Twenty-five eighth graders from Waring School in Beverly, Massachusetts, walked up Dexter Avenue in downtown Montgomery towards the Alabama State Capitol building. It was late March, and the camellias that surrounded the building’s grand marble staircase were in full bloom.
Fifty-four years earlier, almost to the day, 25,000 protestors marched up that same avenue and gathered near the same steps. For five days and four nights, the civil rights advocates had marched 54 miles along U.S. Highway 80 from Selma to the Statehouse.
To this day, three statues still stand on the Capitol’s front lawn. One is of James Marion Sims, a physician who practiced surgical techniques on enslaved black women without anesthesia. Another is of John Allan Wyeth, a surgeon who wrote a glowing biography of Nathan Bedford Forrest, the first Grand Wizard of the Ku Klux Klan. The final statue is of Jefferson Davis, the only President of the Confederate States of America. A plaque says that it was erected in 1940.

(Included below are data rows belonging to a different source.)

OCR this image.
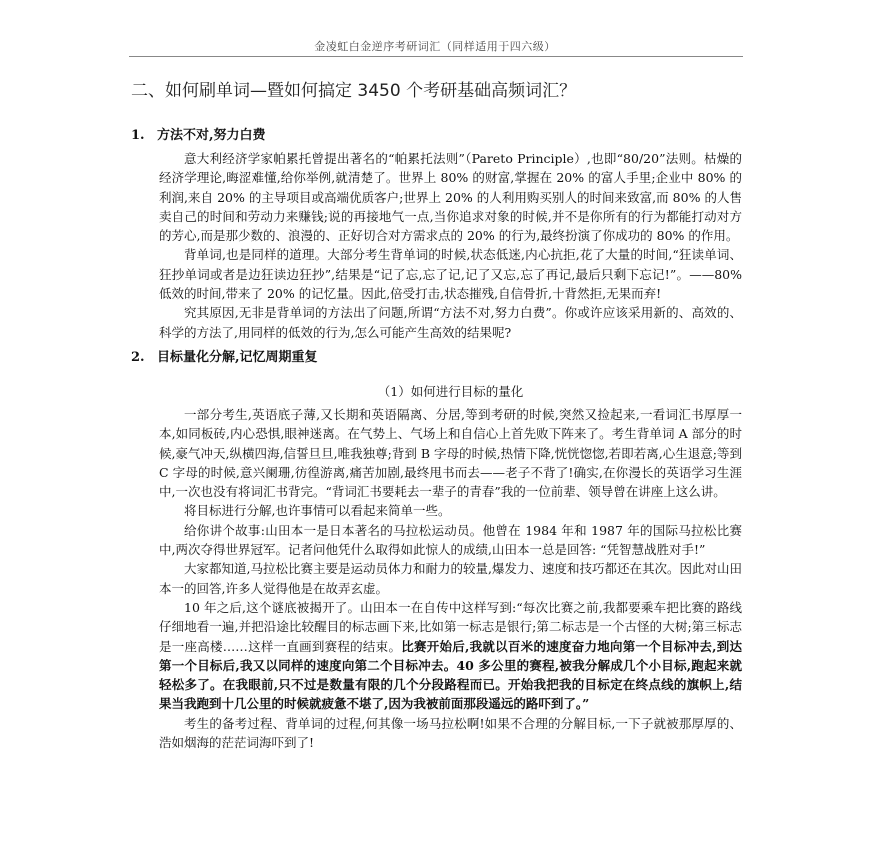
金凌虹白金逆序考研词汇（同样适用于四六级）
二、如何刷单词—暨如何搞定 3450 个考研基础高频词汇？
1. 方法不对,努力白费

意大利经济学家帕累托曾提出著名的“帕累托法则”（Pareto Principle）,也即“80/20”法则。枯燥的经济学理论,晦涩难懂,给你举例,就清楚了。世界上 80% 的财富,掌握在 20% 的富人手里;企业中 80% 的利润,来自 20% 的主导项目或高端优质客户;世界上 20% 的人利用购买别人的时间来致富,而 80% 的人售卖自己的时间和劳动力来赚钱;说的再接地气一点,当你追求对象的时候,并不是你所有的行为都能打动对方的芳心,而是那少数的、浪漫的、正好切合对方需求点的 20% 的行为,最终扮演了你成功的 80% 的作用。

背单词,也是同样的道理。大部分考生背单词的时候,状态低迷,内心抗拒,花了大量的时间,“狂读单词、狂抄单词或者是边狂读边狂抄”,结果是“记了忘,忘了记,记了又忘,忘了再记,最后只剩下忘记!”。——80% 低效的时间,带来了 20% 的记忆量。因此,倍受打击,状态摧残,自信骨折,十背然拒,无果而弃!

究其原因,无非是背单词的方法出了问题,所谓“方法不对,努力白费”。你或许应该采用新的、高效的、科学的方法了,用同样的低效的行为,怎么可能产生高效的结果呢?

2. 目标量化分解,记忆周期重复
（1）如何进行目标的量化

一部分考生,英语底子薄,又长期和英语隔离、分居,等到考研的时候,突然又捡起来,一看词汇书厚厚一本,如同板砖,内心恐惧,眼神迷离。在气势上、气场上和自信心上首先败下阵来了。考生背单词 A 部分的时候,豪气冲天,纵横四海,信誓旦旦,唯我独尊;背到 B 字母的时候,热情下降,恍恍惚惚,若即若离,心生退意;等到 C 字母的时候,意兴阑珊,彷徨游离,痛苦加剧,最终甩书而去——老子不背了!确实,在你漫长的英语学习生涯中,一次也没有将词汇书背完。“背词汇书要耗去一辈子的青春”我的一位前辈、领导曾在讲座上这么讲。

将目标进行分解,也许事情可以看起来简单一些。

给你讲个故事:山田本一是日本著名的马拉松运动员。他曾在 1984 年和 1987 年的国际马拉松比赛中,两次夺得世界冠军。记者问他凭什么取得如此惊人的成绩,山田本一总是回答: “凭智慧战胜对手!”

大家都知道,马拉松比赛主要是运动员体力和耐力的较量,爆发力、速度和技巧都还在其次。因此对山田本一的回答,许多人觉得他是在故弄玄虚。

10 年之后,这个谜底被揭开了。山田本一在自传中这样写到:“每次比赛之前,我都要乘车把比赛的路线仔细地看一遍,并把沿途比较醒目的标志画下来,比如第一标志是银行;第二标志是一个古怪的大树;第三标志是一座高楼……这样一直画到赛程的结束。比赛开始后,我就以百米的速度奋力地向第一个目标冲去,到达第一个目标后,我又以同样的速度向第二个目标冲去。40 多公里的赛程,被我分解成几个小目标,跑起来就轻松多了。在我眼前,只不过是数量有限的几个分段路程而已。开始我把我的目标定在终点线的旗帜上,结果当我跑到十几公里的时候就疲惫不堪了,因为我被前面那段遥远的路吓到了。”

考生的备考过程、背单词的过程,何其像一场马拉松啊!如果不合理的分解目标,一下子就被那厚厚的、浩如烟海的茫茫词海吓到了!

“It sent a chill down my body,” said eighth grader Olive Ferguson Sauder. “You’re standing in the place where MLK made his speech but there is nothing honoring him or the marchers at the site. The hugeness of the Confederacy, the fact that it hadn’t changed was new motivation. The job isn’t done.”
Even though the eighth graders spent a large portion of their time in Humanities class studying the Civil Rights Movement, nothing could compare to actually visiting the bus stops, parks, and churches where the battle for equality began.
“If you pay close attention to where you are and the history of that place you can have a sense of transcendence,” said eighth grader Chris Douglas.
“It can bring history alive,” added Olive.
All told, the eighth graders visited nearly two dozen historic sites while on their five day and four night trip to Alabama. They stood outside the 16th St. Baptist Church; they walked across the Edmund Pettus Bridge; they visited the Live Oak Cemetery. They explored exhibits at the Birmingham Civil Rights Institute, the Legacy Museum, and the Freedom Rider Museum.
“We had been talking all year about these things.” said eighth grader Gabe Dowd. “But being in the presence, actually being there turned out to be whole different experience. I couldn’t have imagined the feeling.”